An Overview of Apache RocketMQ: Origin, Concept Model, Storage, Deployment, and Best Practices
This article introduces Apache RocketMQ by covering its origin, core concepts such as topics, producers and consumers, storage architecture with CommitLog and ConsumeQueue, deployment components like brokers and name servers, and practical best‑practice guidance for handling duplicates, ordering, and message replay.
Guest introduction: Liu Zhendong, Alibaba middleware technology expert, 2016 Middleware Performance Challenge runner‑up, with extensive experience in distributed system design and optimization, currently leading exploration and innovation for Apache RocketMQ.
The presentation covers RocketMQ’s origin, concept model, storage model, deployment model, and a summary of best practices.
1. Origin of RocketMQ
Like many products, RocketMQ was created to solve a specific problem; its early prototype was a monolithic “big stone” containing all required functions. As the business grew and thousands of developers contributed, performance bottlenecks emerged, prompting a decomposition into a distributed architecture.
The distributed design brings decoupling, allowing asynchronous communication so that changes in the lower layers do not affect upper‑layer applications. It also provides peak‑shaving capabilities and a natural ordering mechanism that makes RocketMQ act as a queue engine, preventing “collision” when multiple applications issue requests simultaneously.
2. Concept Model
In RocketMQ, a Topic represents a logical address, a Producer sends messages, and a Consumer receives them.
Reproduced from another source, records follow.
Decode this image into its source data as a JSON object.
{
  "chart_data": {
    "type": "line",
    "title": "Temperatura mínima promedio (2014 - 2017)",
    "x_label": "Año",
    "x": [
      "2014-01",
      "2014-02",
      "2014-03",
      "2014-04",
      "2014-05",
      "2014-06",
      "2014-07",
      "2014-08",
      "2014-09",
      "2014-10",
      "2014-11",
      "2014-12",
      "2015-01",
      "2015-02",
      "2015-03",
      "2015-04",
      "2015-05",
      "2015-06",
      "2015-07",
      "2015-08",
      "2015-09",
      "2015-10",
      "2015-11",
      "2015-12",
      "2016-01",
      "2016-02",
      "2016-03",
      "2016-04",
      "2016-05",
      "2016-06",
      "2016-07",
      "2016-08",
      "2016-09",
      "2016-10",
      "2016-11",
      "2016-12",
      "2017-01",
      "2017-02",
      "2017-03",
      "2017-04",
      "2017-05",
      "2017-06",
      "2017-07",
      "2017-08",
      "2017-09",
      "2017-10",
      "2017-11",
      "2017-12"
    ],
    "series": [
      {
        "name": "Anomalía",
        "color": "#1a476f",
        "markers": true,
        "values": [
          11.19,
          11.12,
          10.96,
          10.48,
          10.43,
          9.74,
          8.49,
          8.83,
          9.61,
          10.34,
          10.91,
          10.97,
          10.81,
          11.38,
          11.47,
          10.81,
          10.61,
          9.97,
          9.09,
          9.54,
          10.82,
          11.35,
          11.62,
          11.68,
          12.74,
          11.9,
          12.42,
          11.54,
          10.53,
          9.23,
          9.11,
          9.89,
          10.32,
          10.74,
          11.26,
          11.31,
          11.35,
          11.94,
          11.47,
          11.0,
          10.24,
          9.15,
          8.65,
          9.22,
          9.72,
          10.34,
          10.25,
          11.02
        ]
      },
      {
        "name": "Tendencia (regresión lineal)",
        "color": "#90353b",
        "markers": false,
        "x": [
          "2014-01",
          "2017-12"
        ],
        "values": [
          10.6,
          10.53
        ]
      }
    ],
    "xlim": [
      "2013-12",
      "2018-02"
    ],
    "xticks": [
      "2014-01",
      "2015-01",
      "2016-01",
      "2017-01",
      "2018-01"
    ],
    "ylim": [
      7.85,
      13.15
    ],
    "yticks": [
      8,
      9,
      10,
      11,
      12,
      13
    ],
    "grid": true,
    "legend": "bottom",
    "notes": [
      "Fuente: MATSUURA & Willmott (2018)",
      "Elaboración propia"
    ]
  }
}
In production environments, topics are often partitioned, and a single producer may have many subscribers, while a single consumer group may contain multiple consumers, forming one‑to‑many and many‑to‑one relationships.
The extended model shows two producers, two distributed topics, each topic backed by two physical Message Queues, a broker device, and two consumers. Consumer groups that share the same group ID receive broadcast subscriptions, while different groups operate independently.
3. Storage Model
RocketMQ stores messages using a combination of CommitLog and ConsumeQueue . The CommitLog holds the full message body and metadata; each ConsumeQueue corresponds to a MessageQueue and stores only the offset, size, and tag hash of messages in the CommitLog. This separation allows recovery of messages even if a ConsumeQueue is lost, as long as the CommitLog remains intact.
4. Deployment Model
In a real deployment, a Broker is the data node that stores messages, while a Nameserver provides service discovery. A producer first queries the Nameserver for the routing information of a target Topic (which brokers host the topic and which queues exist), then sends the message to the appropriate broker. Consumers follow the same lookup process before pulling messages.
5. Best‑Practice Summary
The following practical guidelines were distilled from real‑world experience and are also used as interview questions for Alibaba middleware positions:
Q1: How to avoid duplicate messages in a distributed messaging system? The root cause is unreliable networks. Ensure idempotent business logic on the consumer side and assign a unique identifier to each message, recording successful processing in a deduplication log. If a message ID already exists in the log, skip processing.
Q2: How to maintain message order during scaling without stopping writes? 1) Scale exponentially while keeping the same key hash mapping to old or new queues; 2) Record the maximum offset of the old queue before scaling; 3) For each consumer group, finish consuming the old queue before reading from the new one (disable reads on the new queue until the old data is drained).
Q3: How to replay messages in a distributed messaging system? Adjust the consumer offset to an earlier position; the system will re‑deliver messages from that offset.